Variety a publié une critique très élogieuse du film (apparemment, la prestation de Kate Beckinsale vaut vraiment le coup d'œil) :

Citation :
Kate Beckinsale plays an uncharacteristically viperous Jane Austen heroine in Whit Stillman's characteristically droll comedy of manners.

Justin Chang
Chief Film Critic
@JustinCChang

“He’s very silly, but he has a charm of a kind.” “He’s lively; he brings a new angle to things.” The man being described thusly is an extremely foolish if conveniently wealthy 18th-century gentleman by the name of Sir James Martin, but the kind words might just as well apply — without a hint of euphemism, and with far more honest approbation — to the director of “Love & Friendship,” a supremely elegant and delicately filigreed adaptation of Jane Austen’s epistolary novella “Lady Susan.” With his love of fine clothes and finer diction, Whit Stillman proves an unsurprisingly intuitive fit for Austen, but he also knows just how to give her pointed social satire an extra stab of wink-wink postmodern drollery without breaking the spell. Starring Kate Beckinsale as Lady Susan, the most irresistibly devious of Austen protagonists, this inspired marriage of two distinctive stylists should become a delectable arthouse/VOD draw for Roadside Attractions and Amazon Studios.
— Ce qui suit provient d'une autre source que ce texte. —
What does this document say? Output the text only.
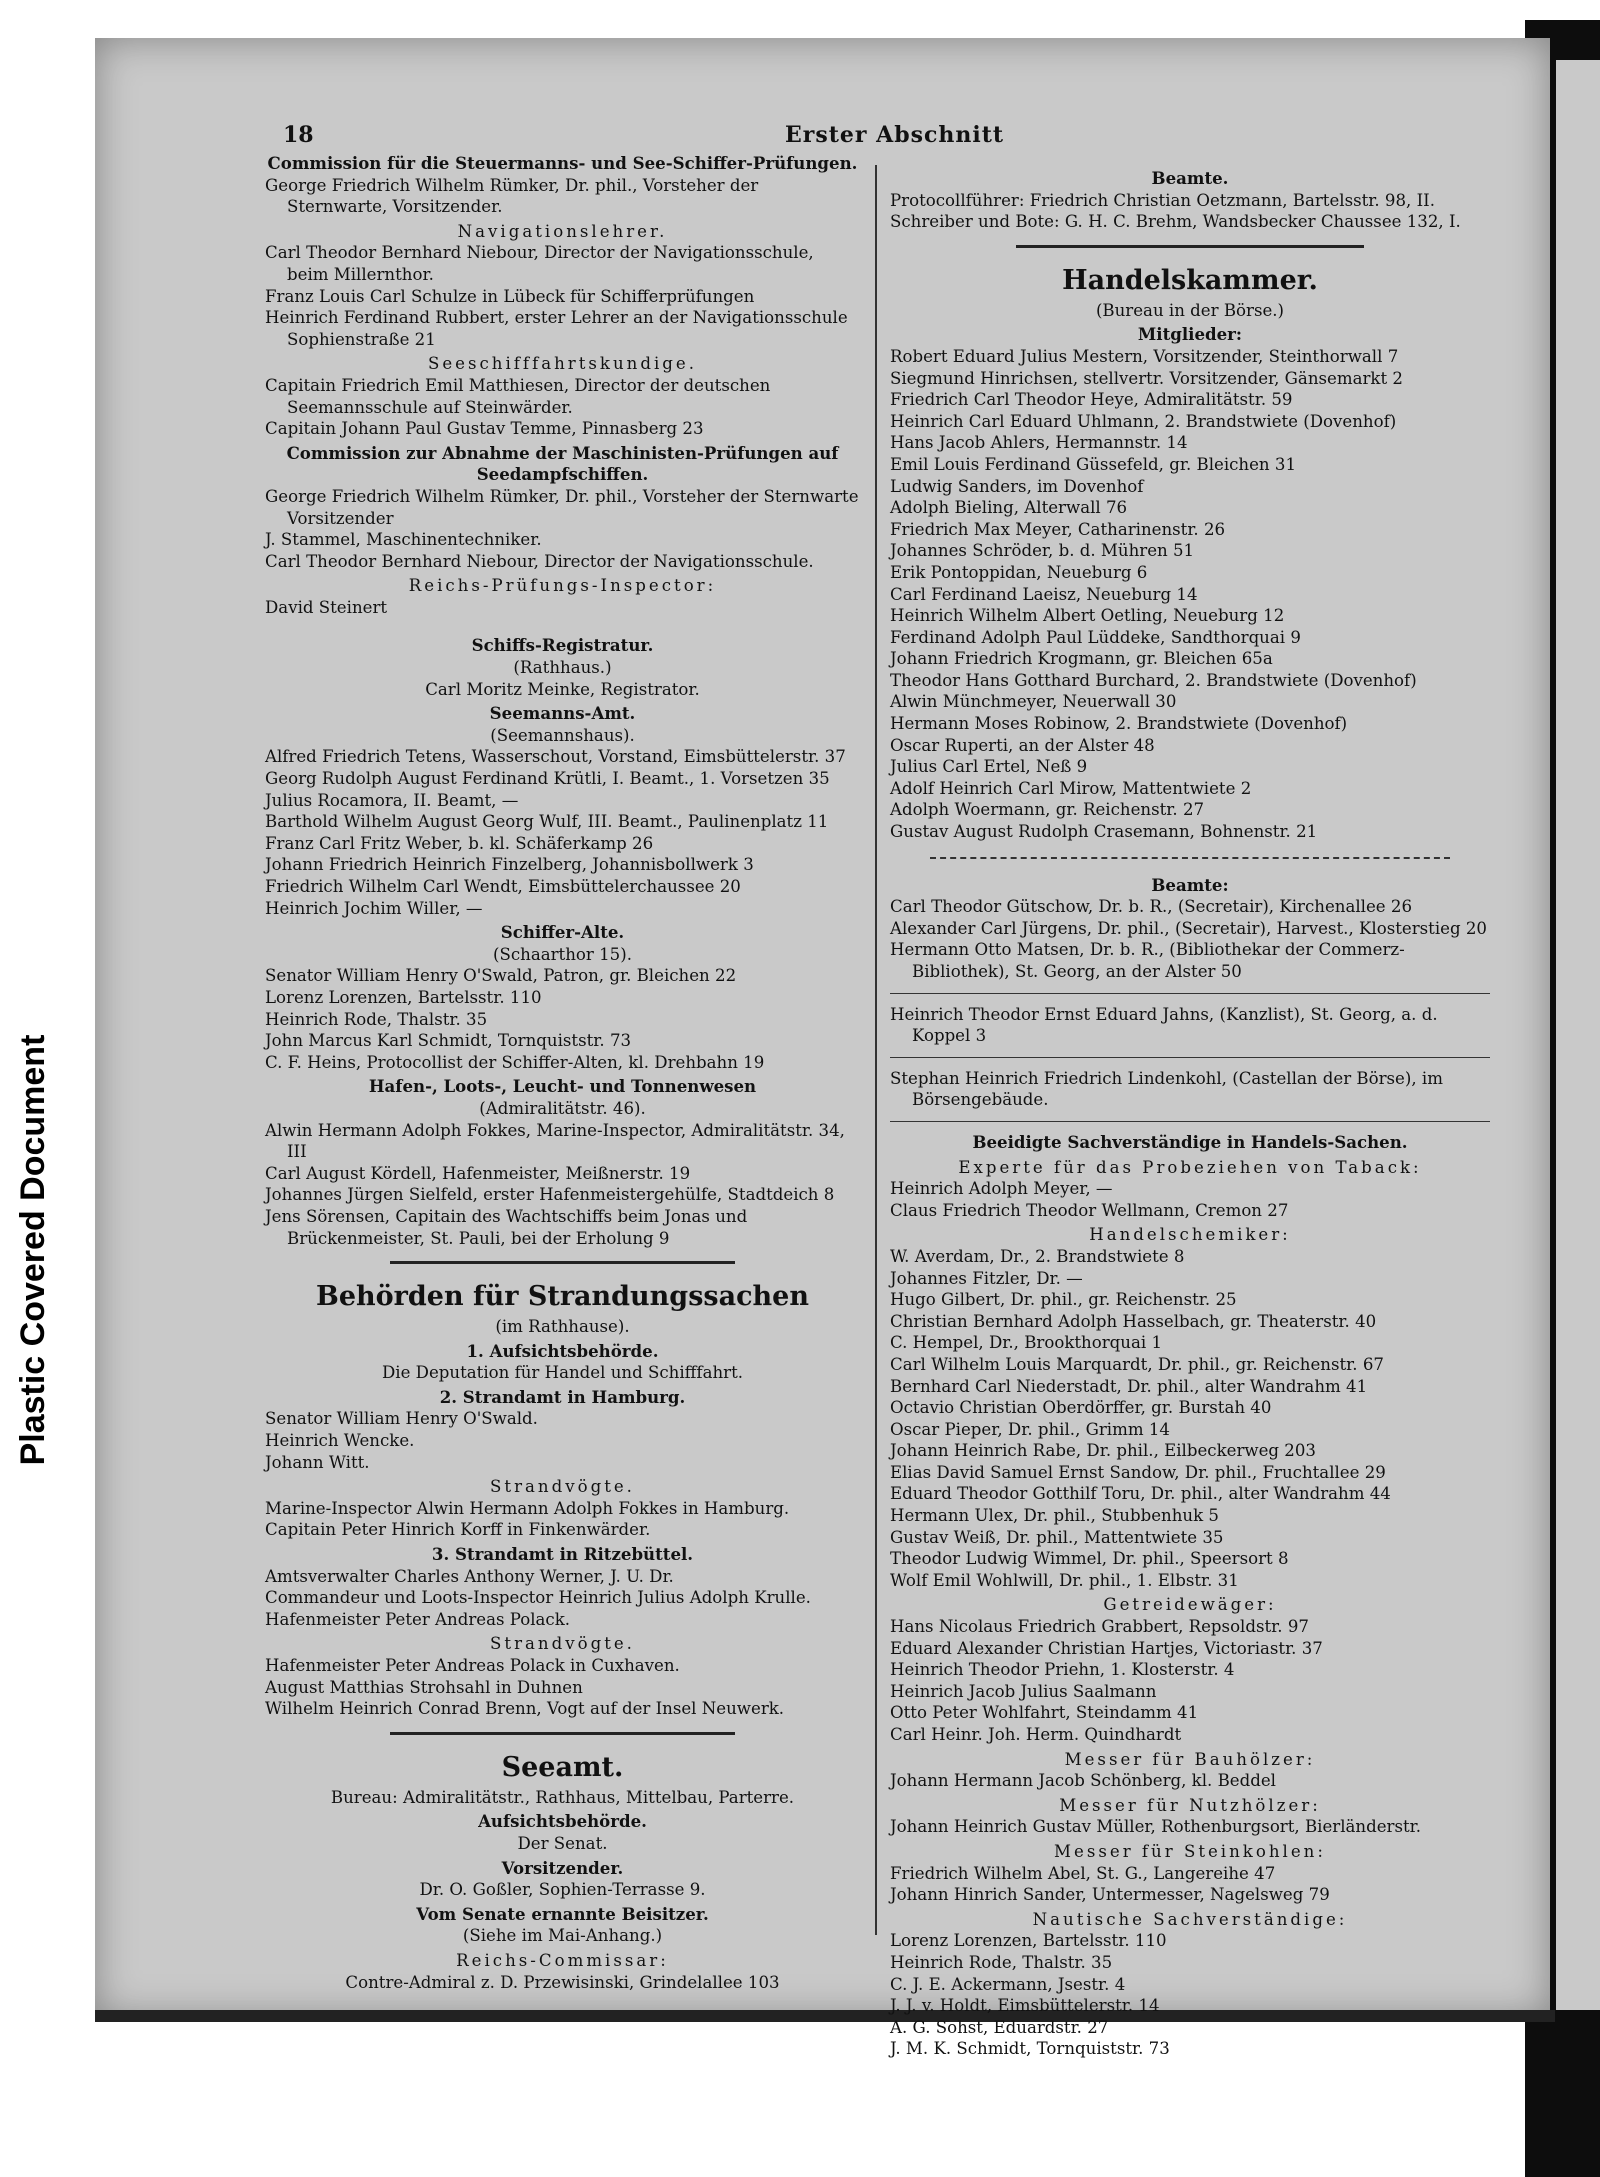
Plastic Covered Document
18	Erster Abschnitt
Commission für die Steuermanns- und See-Schiffer-Prüfungen.
George Friedrich Wilhelm Rümker, Dr. phil., Vorsteher der Sternwarte, Vorsitzender.
Navigationslehrer.
Carl Theodor Bernhard Niebour, Director der Navigationsschule, beim Millernthor.
Franz Louis Carl Schulze in Lübeck für Schifferprüfungen
Heinrich Ferdinand Rubbert, erster Lehrer an der Navigationsschule Sophienstraße 21
Seeschifffahrtskundige.
Capitain Friedrich Emil Matthiesen, Director der deutschen Seemannsschule auf Steinwärder.
Capitain Johann Paul Gustav Temme, Pinnasberg 23
Commission zur Abnahme der Maschinisten-Prüfungen auf Seedampfschiffen.
George Friedrich Wilhelm Rümker, Dr. phil., Vorsteher der Sternwarte Vorsitzender
J. Stammel, Maschinentechniker.
Carl Theodor Bernhard Niebour, Director der Navigationsschule.
Reichs-Prüfungs-Inspector:
David Steinert
Schiffs-Registratur.
(Rathhaus.)
Carl Moritz Meinke, Registrator.
Seemanns-Amt.
(Seemannshaus).
Alfred Friedrich Tetens, Wasserschout, Vorstand, Eimsbüttelerstr. 37
Georg Rudolph August Ferdinand Krütli, I. Beamt., 1. Vorsetzen 35
Julius Rocamora, II. Beamt, —
Barthold Wilhelm August Georg Wulf, III. Beamt., Paulinenplatz 11
Franz Carl Fritz Weber, b. kl. Schäferkamp 26
Johann Friedrich Heinrich Finzelberg, Johannisbollwerk 3
Friedrich Wilhelm Carl Wendt, Eimsbüttelerchaussee 20
Heinrich Jochim Willer, —
Schiffer-Alte.
(Schaarthor 15).
Senator William Henry O'Swald, Patron, gr. Bleichen 22
Lorenz Lorenzen, Bartelsstr. 110
Heinrich Rode, Thalstr. 35
John Marcus Karl Schmidt, Tornquiststr. 73
C. F. Heins, Protocollist der Schiffer-Alten, kl. Drehbahn 19
Hafen-, Loots-, Leucht- und Tonnenwesen
(Admiralitätstr. 46).
Alwin Hermann Adolph Fokkes, Marine-Inspector, Admiralitätstr. 34, III
Carl August Kördell, Hafenmeister, Meißnerstr. 19
Johannes Jürgen Sielfeld, erster Hafenmeistergehülfe, Stadtdeich 8
Jens Sörensen, Capitain des Wachtschiffs beim Jonas und Brückenmeister, St. Pauli, bei der Erholung 9
Behörden für Strandungssachen
(im Rathhause).
1. Aufsichtsbehörde.
Die Deputation für Handel und Schifffahrt.
2. Strandamt in Hamburg.
Senator William Henry O'Swald.
Heinrich Wencke.
Johann Witt.
Strandvögte.
Marine-Inspector Alwin Hermann Adolph Fokkes in Hamburg.
Capitain Peter Hinrich Korff in Finkenwärder.
3. Strandamt in Ritzebüttel.
Amtsverwalter Charles Anthony Werner, J. U. Dr.
Commandeur und Loots-Inspector Heinrich Julius Adolph Krulle.
Hafenmeister Peter Andreas Polack.
Strandvögte.
Hafenmeister Peter Andreas Polack in Cuxhaven.
August Matthias Strohsahl in Duhnen
Wilhelm Heinrich Conrad Brenn, Vogt auf der Insel Neuwerk.
Seeamt.
Bureau: Admiralitätstr., Rathhaus, Mittelbau, Parterre.
Aufsichtsbehörde.
Der Senat.
Vorsitzender.
Dr. O. Goßler, Sophien-Terrasse 9.
Vom Senate ernannte Beisitzer.
(Siehe im Mai-Anhang.)
Reichs-Commissar:
Contre-Admiral z. D. Przewisinski, Grindelallee 103
Beamte.
Protocollführer: Friedrich Christian Oetzmann, Bartelsstr. 98, II.
Schreiber und Bote: G. H. C. Brehm, Wandsbecker Chaussee 132, I.
Handelskammer.
(Bureau in der Börse.)
Mitglieder:
Robert Eduard Julius Mestern, Vorsitzender, Steinthorwall 7
Siegmund Hinrichsen, stellvertr. Vorsitzender, Gänsemarkt 2
Friedrich Carl Theodor Heye, Admiralitätstr. 59
Heinrich Carl Eduard Uhlmann, 2. Brandstwiete (Dovenhof)
Hans Jacob Ahlers, Hermannstr. 14
Emil Louis Ferdinand Güssefeld, gr. Bleichen 31
Ludwig Sanders, im Dovenhof
Adolph Bieling, Alterwall 76
Friedrich Max Meyer, Catharinenstr. 26
Johannes Schröder, b. d. Mühren 51
Erik Pontoppidan, Neueburg 6
Carl Ferdinand Laeisz, Neueburg 14
Heinrich Wilhelm Albert Oetling, Neueburg 12
Ferdinand Adolph Paul Lüddeke, Sandthorquai 9
Johann Friedrich Krogmann, gr. Bleichen 65a
Theodor Hans Gotthard Burchard, 2. Brandstwiete (Dovenhof)
Alwin Münchmeyer, Neuerwall 30
Hermann Moses Robinow, 2. Brandstwiete (Dovenhof)
Oscar Ruperti, an der Alster 48
Julius Carl Ertel, Neß 9
Adolf Heinrich Carl Mirow, Mattentwiete 2
Adolph Woermann, gr. Reichenstr. 27
Gustav August Rudolph Crasemann, Bohnenstr. 21
Beamte:
Carl Theodor Gütschow, Dr. b. R., (Secretair), Kirchenallee 26
Alexander Carl Jürgens, Dr. phil., (Secretair), Harvest., Klosterstieg 20
Hermann Otto Matsen, Dr. b. R., (Bibliothekar der Commerz-Bibliothek), St. Georg, an der Alster 50
Heinrich Theodor Ernst Eduard Jahns, (Kanzlist), St. Georg, a. d. Koppel 3
Stephan Heinrich Friedrich Lindenkohl, (Castellan der Börse), im Börsengebäude.
Beeidigte Sachverständige in Handels-Sachen.
Experte für das Probeziehen von Taback:
Heinrich Adolph Meyer, —
Claus Friedrich Theodor Wellmann, Cremon 27
Handelschemiker:
W. Averdam, Dr., 2. Brandstwiete 8
Johannes Fitzler, Dr. —
Hugo Gilbert, Dr. phil., gr. Reichenstr. 25
Christian Bernhard Adolph Hasselbach, gr. Theaterstr. 40
C. Hempel, Dr., Brookthorquai 1
Carl Wilhelm Louis Marquardt, Dr. phil., gr. Reichenstr. 67
Bernhard Carl Niederstadt, Dr. phil., alter Wandrahm 41
Octavio Christian Oberdörffer, gr. Burstah 40
Oscar Pieper, Dr. phil., Grimm 14
Johann Heinrich Rabe, Dr. phil., Eilbeckerweg 203
Elias David Samuel Ernst Sandow, Dr. phil., Fruchtallee 29
Eduard Theodor Gotthilf Toru, Dr. phil., alter Wandrahm 44
Hermann Ulex, Dr. phil., Stubbenhuk 5
Gustav Weiß, Dr. phil., Mattentwiete 35
Theodor Ludwig Wimmel, Dr. phil., Speersort 8
Wolf Emil Wohlwill, Dr. phil., 1. Elbstr. 31
Getreidewäger:
Hans Nicolaus Friedrich Grabbert, Repsoldstr. 97
Eduard Alexander Christian Hartjes, Victoriastr. 37
Heinrich Theodor Priehn, 1. Klosterstr. 4
Heinrich Jacob Julius Saalmann
Otto Peter Wohlfahrt, Steindamm 41
Carl Heinr. Joh. Herm. Quindhardt
Messer für Bauhölzer:
Johann Hermann Jacob Schönberg, kl. Beddel
Messer für Nutzhölzer:
Johann Heinrich Gustav Müller, Rothenburgsort, Bierländerstr.
Messer für Steinkohlen:
Friedrich Wilhelm Abel, St. G., Langereihe 47
Johann Hinrich Sander, Untermesser, Nagelsweg 79
Nautische Sachverständige:
Lorenz Lorenzen, Bartelsstr. 110
Heinrich Rode, Thalstr. 35
C. J. E. Ackermann, Jsestr. 4
J. J. v. Holdt, Eimsbüttelerstr. 14
A. G. Sohst, Eduardstr. 27
J. M. K. Schmidt, Tornquiststr. 73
“Lady Susan” was written early in Austen’s career (probably around 1794, according to scholars) but published posthumously in 1871, and “Love & Friendship” pointedly refers to the source material as “unfinished,” perhaps in reference to the rather hasty, impatient manner in which the author concluded her otherwise delightfully barbed experiment with the novella-in-letters format. To the possible chagrin of Austen purists (though with “Pride & Prejudice & Zombies” around the corner, they probably have bigger fish to fry), Stillman has not only finished the story in his own way but also adapted the work with a free hand, doing away with its epistolary structure and granting breezy yet full-bodied shape to scenes and incidents that Austen mainly described through a series of variably reliable narrators.

Certainly the more casual Austen buff may be surprised to encounter, in Lady Susan Vernon (Beckinsale), the sort of duplicitous and diabolically self-interested heroine who seems not to have sprung from the same pen as Lizzie Bennett and Emma Woodhouse. Beautiful, sophisticated and recently widowed, Lady Susan is also an inveterate schemer — “the serpent in Eden’s garden,” in the words of her sister-in-law, Mrs. Catherine Vernon (Emma Greenwall), who alone seems to see through the woman’s pleasing manners and the unfailingly seductive effect they have on the men in her midst. And so she’s immediately suspicious when Lady Susan decides to pay an extended visit to her and her husband, Mr. Charles Vernon (Justin Edwards), at their countryside estate of Churchill. There, not coincidentally, she has a mutually charming first encounter with Catherine’s handsome and eligible younger brother, Reginald De Courcy (Xavier Samuel).

As Lady Susan describes in her regular visits to her similarly duplicitious best friend, Mrs. Alicia Johnson (Chloe Sevigny), she’s determined to secure her financial future by marrying Reginald. And her extended flirtation with her young suitor is a master class in manipulation: She knows just the way to disarm his prejudices, flatter his ego, and lure him into dismissing the occasional rumors of her indiscreet past as vicious slander. But Lady Susan’s plans are waylaid by the sudden arrival at Churchill of her daughter, Frederica (Morfydd Clark), who has run away from school, and who clearly lives in fear and dread of the mother who has never shown her honest affection.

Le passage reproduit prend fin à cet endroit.